By Majda Seghir (Conservatoire National des Arts et Métiers, CNAM)
Evidence-based researches engaged in improving social progress in Europe require high-quality, relevant and timely data. The European Statistical System (ESS) has the major role of providing such reliable information by elaborating procedures to collect data from Member States in a harmonized basis, preparing the data and implementing data access processes. While aggregate statistics are readily available through the Eurostat web portal, access to microdata, which consists of records containing information on individual respondents of business entities, is restricted and requires filling out an application. KIOSK is a new development that grants access to micro-data via a secure access. This promises progress in evidence-based research.
What is the current practice?
The European Commission via Eurostat may grant access to microdata only for scientific purposes and requires the full respect of the following guidelines[1]:
-
- recognition of the research entity which requests the data access,
- submit an appropriate research proposal,
- describe the requested confidential datasets
- specify the safeguards in place to ensure the security of the confidential dat
- the research proposal gets the approval of the relevant national statistical authority, which provides the microdata.
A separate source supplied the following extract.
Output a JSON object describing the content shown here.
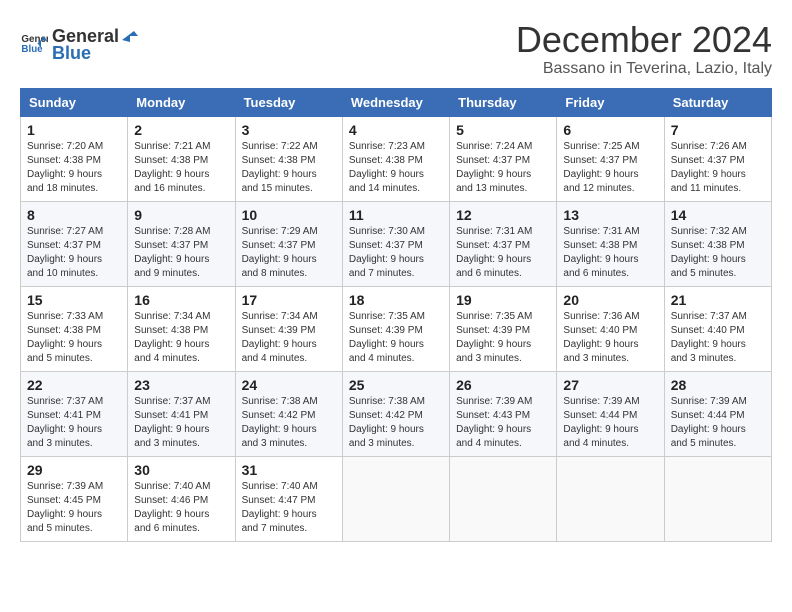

The microdata are usually provided, depending on the access type requested, by either sending the principal researcher files containing partially anonymised data (i.e. Scientific-Use Files) or/and authorising the access to non-anonymised data (i.e. Secure-Use Files), which are only de-identified in Eurostat’s safe centre in Luxembourg. The full potential of microdata was, however, hampered by the anonymization rules to ensure confidentiality in scientific-use files. Secure-use files had the advantage of being only protected against direct identification but had the drawback of being accessible only in the Eurostat’s safe-centre in Luxembourg. The on-site solution to benefit the access to non-anonymized microdata was obviously a strong obstacle for most researchers.
The long process to KIOSK
The awareness that knowledge progress depends on easier access to confidential microdata has pushed the European Commission to change the legal frameworks in 2013 (223-2013 CE Regulation) and explore the technical and administrative solutions to set up a decentralised access under the heading of the ESSnet project DARA [3] (Decentralised and Remote Access to confidential data in the ESS). The feasibility study conducted in 2013 has requested almost a decade to implement a solution that fully guarantees the security of confidential microdata access in each Member State. The lockdown period due to the pandemic and the concerns regarding decarbonisation has demonstrated, if needed, the urgency to move. Roxane Silberman[3], who has played an active role in the discussions to change the legal frameworks and put in place remote access, provided the details on the IT solution implemented by Eurostat. This is KIOSK. KIOSK allows access to confidential microdata, via a secure connection, to the micro-data stored in the safe centre of Eurostat. In fact, there will be no need for researchers to travel to Luxembourg to use the secured microdata, which will be available remotely via a system where researchers cannot download the data but can work on the data within a secure research environment. In addition, access would be granted to researchers directly from their research institute and not from their local National Statistical Institute as initially envisaged. The research institutes, once accredited, will have to follow the guidelines for microdata access and sign an additional commitment amending the Eurostat standard confidentiality undertaking. Then researchers will be identified using two gates (EU login and KIOSK), each with separate passwords and authentication devices. This solution is further combined with Eurostat output checking of the research outputs for confidentiality before releasing it outside secure access facilities.
A bumpy road ahead
The remote access solution to European microdata is by far the most optimal and cost-effective solution to allow the research community to take full advantage of EU microdata. Notwithstanding the progress made toward an EU decentralised access to microdata, the remote access is currently operational only for three files, namely: the Community Innovation Survey (CIS), the European Structure of Earning Survey (SES) and the Micro-Moments database (MMD). The issue regarding the access to the remaining files is not technical but rather an understaffing problem in Eurostat and, more precisely, in each dataset, competent staff have to check the respect of confidentiality in all output results. An automatic research output-checking tool is currently only a proof of concept, and Eurostat is planning to extend the training on output-checking to the research community. Finally, yet importantly, the required approval of each Member State to use its microdata is constraining in that it may increase the delay in accessing the microdata. The researchers risk being denied access to its data if the Member State is not convinced by the submitted research proposal. However, we can hope that the concerns still expressed by some National Statistical Institutes will be lifted by the development of the use of these Secure Use Files and the impact of the research findings on society.
[1] https://ec.europa.eu/eurostat/web/microdata
[2] DARA project end report: https://ec.europa.eu/eurostat/cros/system/files/final_report_ESSnet_DARA_20140321_publishable.pdf
[3] Roxane Silberman is a scientific advisor at the CASD (Centre d’Accès Sécurisée aux Données), a French consortium established to organize and implement secure access services for confidential data for non-profit research services.